Director of Shaheed Suhrawardy Medical College and Hospital Dr Uttam Kumar Barua said a mass anti-tobacco upsurge needs to be built up for implementing the existing Tobacco Control Law as
per the directives of Prime Minister Sheikh Hasina to check health hazards due to smoking.
The government had already taken various initiative to create mass awareness about the use of tobacco.
As part of it, pictorial health warnings have been made mandatory to cover at least 50 percent of the main display area of all tobacco products as well as misleading terms such as “light” and “low tar” are prohibited on tobacco packaging.
Besides, tobacco advertising is prohibited in all print and electronic media, including at the point-of-sale.
While observing the “World No Tobacco Day” (WNTO) on May 31 last, ten organisations formed a cancer and anti-tobacco alliance to heighten awareness across the country.

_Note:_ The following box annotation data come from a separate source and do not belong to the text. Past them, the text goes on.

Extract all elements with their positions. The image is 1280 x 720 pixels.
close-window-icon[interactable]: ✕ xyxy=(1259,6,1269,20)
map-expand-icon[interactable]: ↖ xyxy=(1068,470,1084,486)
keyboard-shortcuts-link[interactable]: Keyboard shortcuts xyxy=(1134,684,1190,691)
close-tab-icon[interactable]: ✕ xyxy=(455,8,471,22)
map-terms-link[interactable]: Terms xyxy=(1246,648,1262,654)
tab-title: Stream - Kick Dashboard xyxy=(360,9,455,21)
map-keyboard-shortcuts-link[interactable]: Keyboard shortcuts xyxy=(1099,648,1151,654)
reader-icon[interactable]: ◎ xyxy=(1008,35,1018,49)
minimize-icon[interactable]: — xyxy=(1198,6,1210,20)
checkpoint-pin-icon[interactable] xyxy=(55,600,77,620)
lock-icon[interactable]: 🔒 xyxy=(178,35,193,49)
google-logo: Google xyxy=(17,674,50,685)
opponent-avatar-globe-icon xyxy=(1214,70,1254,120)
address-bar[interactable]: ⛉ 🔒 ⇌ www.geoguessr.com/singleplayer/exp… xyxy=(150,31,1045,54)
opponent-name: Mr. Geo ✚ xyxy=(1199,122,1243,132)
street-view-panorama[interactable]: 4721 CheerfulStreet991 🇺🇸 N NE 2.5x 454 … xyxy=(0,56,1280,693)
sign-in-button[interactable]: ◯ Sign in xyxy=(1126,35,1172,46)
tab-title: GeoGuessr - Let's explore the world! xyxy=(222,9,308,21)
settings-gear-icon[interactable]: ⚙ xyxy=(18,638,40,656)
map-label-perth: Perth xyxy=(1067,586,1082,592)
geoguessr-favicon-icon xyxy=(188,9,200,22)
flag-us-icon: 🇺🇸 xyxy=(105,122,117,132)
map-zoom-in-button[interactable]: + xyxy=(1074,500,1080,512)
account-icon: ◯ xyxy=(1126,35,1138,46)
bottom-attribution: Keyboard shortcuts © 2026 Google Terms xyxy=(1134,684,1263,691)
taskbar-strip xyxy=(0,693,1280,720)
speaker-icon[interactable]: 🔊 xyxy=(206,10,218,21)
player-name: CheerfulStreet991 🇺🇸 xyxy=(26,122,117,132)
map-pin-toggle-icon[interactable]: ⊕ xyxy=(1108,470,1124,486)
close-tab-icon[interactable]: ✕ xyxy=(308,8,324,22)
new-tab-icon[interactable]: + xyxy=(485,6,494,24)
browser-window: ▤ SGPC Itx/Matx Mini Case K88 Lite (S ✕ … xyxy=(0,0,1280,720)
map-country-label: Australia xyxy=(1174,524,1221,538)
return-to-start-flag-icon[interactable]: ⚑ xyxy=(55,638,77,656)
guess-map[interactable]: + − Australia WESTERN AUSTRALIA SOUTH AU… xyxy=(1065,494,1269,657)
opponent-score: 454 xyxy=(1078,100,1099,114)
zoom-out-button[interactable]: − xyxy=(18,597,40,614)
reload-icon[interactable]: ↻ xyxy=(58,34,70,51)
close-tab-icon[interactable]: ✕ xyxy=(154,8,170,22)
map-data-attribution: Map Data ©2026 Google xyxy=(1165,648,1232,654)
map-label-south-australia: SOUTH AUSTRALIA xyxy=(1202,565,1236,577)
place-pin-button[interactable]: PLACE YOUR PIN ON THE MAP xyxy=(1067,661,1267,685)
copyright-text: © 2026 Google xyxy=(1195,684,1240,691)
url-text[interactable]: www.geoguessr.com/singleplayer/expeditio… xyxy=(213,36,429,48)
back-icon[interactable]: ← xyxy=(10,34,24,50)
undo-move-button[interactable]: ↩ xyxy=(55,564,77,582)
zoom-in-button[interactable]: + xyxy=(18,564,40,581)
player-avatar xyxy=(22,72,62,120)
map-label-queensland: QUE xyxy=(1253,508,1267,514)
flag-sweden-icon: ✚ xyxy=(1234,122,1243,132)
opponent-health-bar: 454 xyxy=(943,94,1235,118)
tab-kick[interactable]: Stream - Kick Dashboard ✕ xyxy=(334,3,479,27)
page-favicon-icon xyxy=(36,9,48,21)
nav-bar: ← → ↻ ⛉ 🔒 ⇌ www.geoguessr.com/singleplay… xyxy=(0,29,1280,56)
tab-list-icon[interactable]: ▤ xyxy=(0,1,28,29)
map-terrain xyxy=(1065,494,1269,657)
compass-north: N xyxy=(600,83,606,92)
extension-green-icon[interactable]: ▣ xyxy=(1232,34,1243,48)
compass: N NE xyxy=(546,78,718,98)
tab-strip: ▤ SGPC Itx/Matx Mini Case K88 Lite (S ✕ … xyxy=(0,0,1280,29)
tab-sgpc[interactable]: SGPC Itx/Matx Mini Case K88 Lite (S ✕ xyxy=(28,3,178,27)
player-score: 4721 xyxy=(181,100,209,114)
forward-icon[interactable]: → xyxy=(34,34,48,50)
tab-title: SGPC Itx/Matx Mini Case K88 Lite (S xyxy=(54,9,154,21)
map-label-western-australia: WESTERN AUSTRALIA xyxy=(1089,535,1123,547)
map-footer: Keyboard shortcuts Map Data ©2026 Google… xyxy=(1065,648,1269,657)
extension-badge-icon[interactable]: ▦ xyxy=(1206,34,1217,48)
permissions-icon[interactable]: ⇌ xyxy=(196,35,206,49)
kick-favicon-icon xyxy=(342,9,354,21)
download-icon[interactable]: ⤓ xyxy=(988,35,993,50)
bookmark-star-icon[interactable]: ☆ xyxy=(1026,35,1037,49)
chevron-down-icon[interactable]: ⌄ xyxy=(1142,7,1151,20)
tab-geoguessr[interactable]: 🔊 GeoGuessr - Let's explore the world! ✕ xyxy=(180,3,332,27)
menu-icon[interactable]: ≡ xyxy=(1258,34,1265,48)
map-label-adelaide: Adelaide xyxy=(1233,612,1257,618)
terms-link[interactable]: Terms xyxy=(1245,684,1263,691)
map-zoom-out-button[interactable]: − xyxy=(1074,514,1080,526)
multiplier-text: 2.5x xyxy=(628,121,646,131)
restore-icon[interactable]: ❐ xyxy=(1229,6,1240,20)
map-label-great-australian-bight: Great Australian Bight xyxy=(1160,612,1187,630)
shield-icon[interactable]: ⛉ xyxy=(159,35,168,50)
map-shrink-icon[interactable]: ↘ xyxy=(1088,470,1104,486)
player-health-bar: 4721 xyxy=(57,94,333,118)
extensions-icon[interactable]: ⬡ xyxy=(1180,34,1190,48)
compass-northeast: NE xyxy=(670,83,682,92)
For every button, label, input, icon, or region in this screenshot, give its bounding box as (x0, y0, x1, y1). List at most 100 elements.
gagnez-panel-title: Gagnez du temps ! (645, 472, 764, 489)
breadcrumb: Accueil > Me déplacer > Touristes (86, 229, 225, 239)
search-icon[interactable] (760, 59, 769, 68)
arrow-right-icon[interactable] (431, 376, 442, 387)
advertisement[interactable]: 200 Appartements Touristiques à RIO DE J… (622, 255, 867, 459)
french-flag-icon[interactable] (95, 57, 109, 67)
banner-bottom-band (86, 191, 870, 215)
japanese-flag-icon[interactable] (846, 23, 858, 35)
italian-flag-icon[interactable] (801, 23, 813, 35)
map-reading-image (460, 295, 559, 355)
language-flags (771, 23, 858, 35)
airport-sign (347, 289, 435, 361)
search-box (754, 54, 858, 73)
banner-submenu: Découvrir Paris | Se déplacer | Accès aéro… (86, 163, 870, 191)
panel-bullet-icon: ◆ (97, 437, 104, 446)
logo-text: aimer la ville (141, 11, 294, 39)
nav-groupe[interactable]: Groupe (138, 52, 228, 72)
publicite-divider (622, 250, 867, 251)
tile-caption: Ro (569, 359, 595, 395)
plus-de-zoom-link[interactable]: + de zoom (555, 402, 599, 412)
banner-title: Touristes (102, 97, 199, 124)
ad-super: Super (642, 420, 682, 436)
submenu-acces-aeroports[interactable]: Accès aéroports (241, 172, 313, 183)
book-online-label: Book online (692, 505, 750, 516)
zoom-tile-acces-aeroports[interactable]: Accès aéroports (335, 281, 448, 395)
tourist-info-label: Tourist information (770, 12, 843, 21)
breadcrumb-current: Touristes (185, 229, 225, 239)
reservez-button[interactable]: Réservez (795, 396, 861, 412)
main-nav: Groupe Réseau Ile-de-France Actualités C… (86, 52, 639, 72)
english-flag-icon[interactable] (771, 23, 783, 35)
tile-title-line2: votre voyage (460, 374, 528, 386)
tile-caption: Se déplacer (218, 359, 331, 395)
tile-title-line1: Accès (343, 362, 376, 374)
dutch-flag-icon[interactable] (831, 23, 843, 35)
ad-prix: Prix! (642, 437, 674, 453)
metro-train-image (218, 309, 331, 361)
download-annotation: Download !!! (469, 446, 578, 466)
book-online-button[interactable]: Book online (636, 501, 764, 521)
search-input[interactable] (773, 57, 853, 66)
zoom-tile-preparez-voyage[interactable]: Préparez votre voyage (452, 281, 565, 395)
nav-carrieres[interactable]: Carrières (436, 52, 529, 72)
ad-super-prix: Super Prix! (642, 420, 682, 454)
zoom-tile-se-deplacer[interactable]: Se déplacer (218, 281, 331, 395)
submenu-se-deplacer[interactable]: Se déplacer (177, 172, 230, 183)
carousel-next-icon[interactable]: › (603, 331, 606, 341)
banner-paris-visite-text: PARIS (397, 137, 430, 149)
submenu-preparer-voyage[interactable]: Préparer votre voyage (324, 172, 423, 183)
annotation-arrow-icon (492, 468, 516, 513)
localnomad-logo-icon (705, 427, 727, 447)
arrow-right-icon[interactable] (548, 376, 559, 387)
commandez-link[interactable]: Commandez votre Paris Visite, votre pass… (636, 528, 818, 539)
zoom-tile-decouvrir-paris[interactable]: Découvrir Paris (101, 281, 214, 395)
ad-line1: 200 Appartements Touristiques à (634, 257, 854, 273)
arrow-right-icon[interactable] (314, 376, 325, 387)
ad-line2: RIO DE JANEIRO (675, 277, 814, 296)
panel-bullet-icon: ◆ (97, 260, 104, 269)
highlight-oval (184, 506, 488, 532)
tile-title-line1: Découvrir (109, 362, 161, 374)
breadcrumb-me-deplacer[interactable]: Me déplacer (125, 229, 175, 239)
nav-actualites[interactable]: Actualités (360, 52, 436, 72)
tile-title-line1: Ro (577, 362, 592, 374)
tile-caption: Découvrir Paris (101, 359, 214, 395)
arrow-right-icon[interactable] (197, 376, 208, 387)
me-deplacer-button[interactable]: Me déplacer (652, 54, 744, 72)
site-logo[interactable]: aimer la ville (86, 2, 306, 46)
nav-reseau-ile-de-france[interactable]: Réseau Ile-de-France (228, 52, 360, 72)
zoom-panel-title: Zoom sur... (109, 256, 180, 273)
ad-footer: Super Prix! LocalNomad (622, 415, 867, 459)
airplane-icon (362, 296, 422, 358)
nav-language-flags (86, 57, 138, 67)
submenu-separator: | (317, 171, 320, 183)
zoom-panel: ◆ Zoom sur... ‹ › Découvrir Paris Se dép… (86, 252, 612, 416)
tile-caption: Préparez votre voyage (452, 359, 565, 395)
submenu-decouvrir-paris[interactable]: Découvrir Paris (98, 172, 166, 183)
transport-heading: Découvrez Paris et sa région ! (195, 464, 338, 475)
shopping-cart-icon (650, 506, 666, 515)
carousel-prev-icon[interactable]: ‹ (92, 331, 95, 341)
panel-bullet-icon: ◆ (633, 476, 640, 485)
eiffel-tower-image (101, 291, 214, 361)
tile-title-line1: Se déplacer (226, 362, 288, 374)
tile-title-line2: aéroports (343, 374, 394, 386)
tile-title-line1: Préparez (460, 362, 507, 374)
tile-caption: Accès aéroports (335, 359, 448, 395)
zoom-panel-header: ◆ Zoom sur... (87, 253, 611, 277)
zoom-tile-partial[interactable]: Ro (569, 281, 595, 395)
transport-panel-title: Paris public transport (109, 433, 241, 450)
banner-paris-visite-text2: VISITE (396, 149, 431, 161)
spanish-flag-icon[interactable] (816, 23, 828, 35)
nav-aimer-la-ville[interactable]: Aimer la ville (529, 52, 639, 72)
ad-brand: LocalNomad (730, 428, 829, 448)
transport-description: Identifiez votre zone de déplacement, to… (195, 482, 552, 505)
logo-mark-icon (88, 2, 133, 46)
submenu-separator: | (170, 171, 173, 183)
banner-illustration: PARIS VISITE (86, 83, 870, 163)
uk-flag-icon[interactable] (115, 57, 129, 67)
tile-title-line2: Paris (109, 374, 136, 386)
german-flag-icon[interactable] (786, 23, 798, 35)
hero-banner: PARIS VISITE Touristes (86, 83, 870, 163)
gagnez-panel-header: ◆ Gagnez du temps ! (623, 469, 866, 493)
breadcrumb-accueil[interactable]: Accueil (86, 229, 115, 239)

Head of national cancer epidemiology Dr Habibullah Talukder Raskin said the alliance will work to design a coordinated and effective campaign to reduce the number of smokers in the country. “The alliance will give special emphasis on checking underage smoking as well,” he added.
The global health report of the United Nations’ World Health Organization (WHO), published on July 26, found that 70 percent of smokers in Bangladesh are willing to get rid of the bad habit.
The UN said there is progress in anti-tobacco campaign worldwide but it needs more effort for restraining people from consuming tobacco.
Another report said 19 percent of Bangladesh adults smoke daily compared to 28 percent in Indonesia, 17 percent in Thailand, 16 percent in Myanmar, 15 percent in Nepal and 10 percent, each in India and Sri Lanka.
Among these countries, Bangladesh imposes highest duty on tobacco after Thailand.